Andy Murray has become the first British man for 76 years to win a Grand Slam tennis singles title, with a five-set victory over Novak Djokovic in the US Open in New York. Roger Draper, of the Lawn Tennis Association, gives his reaction.

0815
What sort of industrial landscape do we want to see in the UK in twenty years time? Tom Feilden reports on how the special support already in place for the pharamceutical industry has fared. Vince Cable, the Business Secretary, explains the industrial strategy he will set out in a speech later today.

0826
Sport news with Rob Bonnet.

0830
Climate change may increase the number of heat-related deaths in the UK from the current average of 2,000 to 11,000 by 2080, a report by the Health Protection Agency has predicted.

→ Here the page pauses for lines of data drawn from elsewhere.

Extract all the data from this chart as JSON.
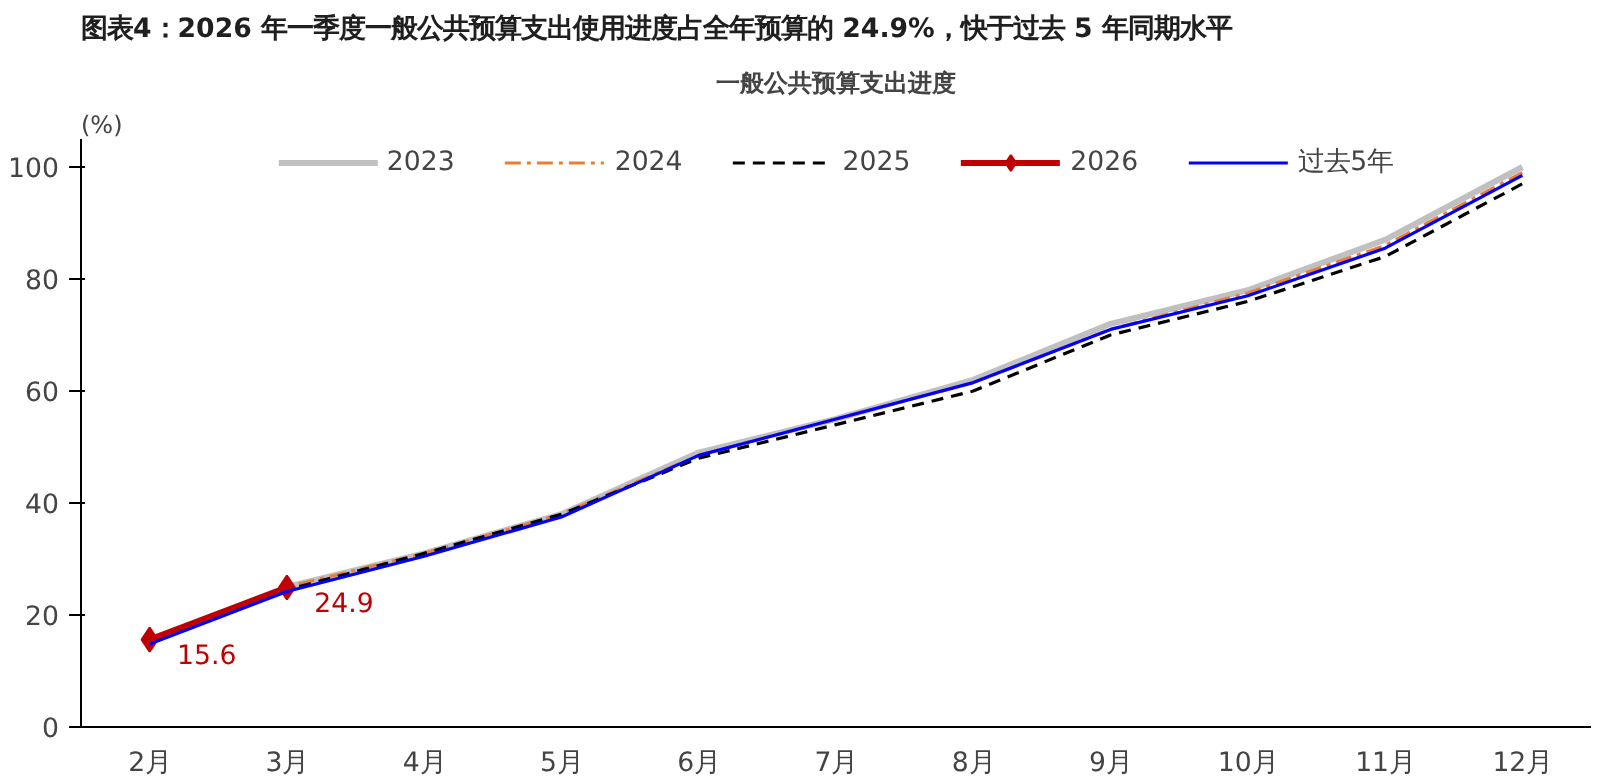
{
  "chart_data": {
    "type": "line",
    "title": "图表4：2026 年一季度一般公共预算支出使用进度占全年预算的 24.9%，快于过去 5 年同期水平",
    "subtitle": "一般公共预算支出进度",
    "ylabel": "(%)",
    "categories": [
      "2月",
      "3月",
      "4月",
      "5月",
      "6月",
      "7月",
      "8月",
      "9月",
      "10月",
      "11月",
      "12月"
    ],
    "ylim": [
      0,
      105
    ],
    "yticks": [
      0,
      20,
      40,
      60,
      80,
      100
    ],
    "grid": false,
    "legend": "top",
    "series": [
      {
        "name": "2023",
        "color": "#c0c0c0",
        "line_style": "solid",
        "values": [
          15.3,
          25,
          31,
          38,
          49,
          55,
          62,
          72,
          78,
          87,
          100
        ]
      },
      {
        "name": "2024",
        "color": "#ed7d31",
        "line_style": "dashdot",
        "values": [
          15.2,
          25,
          31,
          38,
          48.5,
          55,
          61.5,
          71,
          77.5,
          86,
          99
        ]
      },
      {
        "name": "2025",
        "color": "#000000",
        "line_style": "dashed",
        "values": [
          15,
          24.5,
          31,
          38,
          48,
          54,
          60,
          70,
          76,
          84,
          97
        ]
      },
      {
        "name": "2026",
        "color": "#c00000",
        "line_style": "solid",
        "marker": "diamond",
        "values": [
          15.6,
          24.9,
          null,
          null,
          null,
          null,
          null,
          null,
          null,
          null,
          null
        ],
        "value_labels": [
          "15.6",
          "24.9",
          null,
          null,
          null,
          null,
          null,
          null,
          null,
          null,
          null
        ]
      },
      {
        "name": "过去5年",
        "color": "#0000ff",
        "line_style": "solid",
        "values": [
          14.8,
          24.2,
          30.5,
          37.5,
          48.5,
          55,
          61.5,
          71,
          77,
          85.5,
          98.5
        ]
      }
    ]
  }
}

Prof Sir Andy Haines, climate change chief at the HPA, explains what needs to be done.

0836
Business news with Simon Jack.

0839
It is not often a musician dropped by his record label returns after a 40 year silence with a hit record, but that is what happened to neglected 1970s singer-songwriter Bill Fay, as his new album Life Is People has just come out to rave reviews on both sides of the Atlantic. He speaks to the BBC's Mark Coles and explains why he is not comfortable with being back in the limelight.

0845
An exhibition which spans works made out of bronze over 5,000 years is opening on 15 September at the Royal Academy of Arts. Prof David Ekserdjian, professor of History of Art and Film at Leicester University and curator of the exhibition, explains why bronze is so universal as an arts medium.

0850
Is there a risk that the euro crisis is turning citizens who are usually sympathetic to the EU against the project? Europe correspondent Matthew Price reports from Rotterdam where on Wednesday Dutch voters choose their next government.

0854
The Mayor of London has appointed a volunteering adviser to make the most of the post Olympics glow. Kashmira Sunni, who volunteered and danced in the opening ceremonies for the Olympics and the Paralympics, and Anna Wheeler one of the volunteers who gave the games so much of their atmosphere, discuss how to build on the legacy of the volunteers.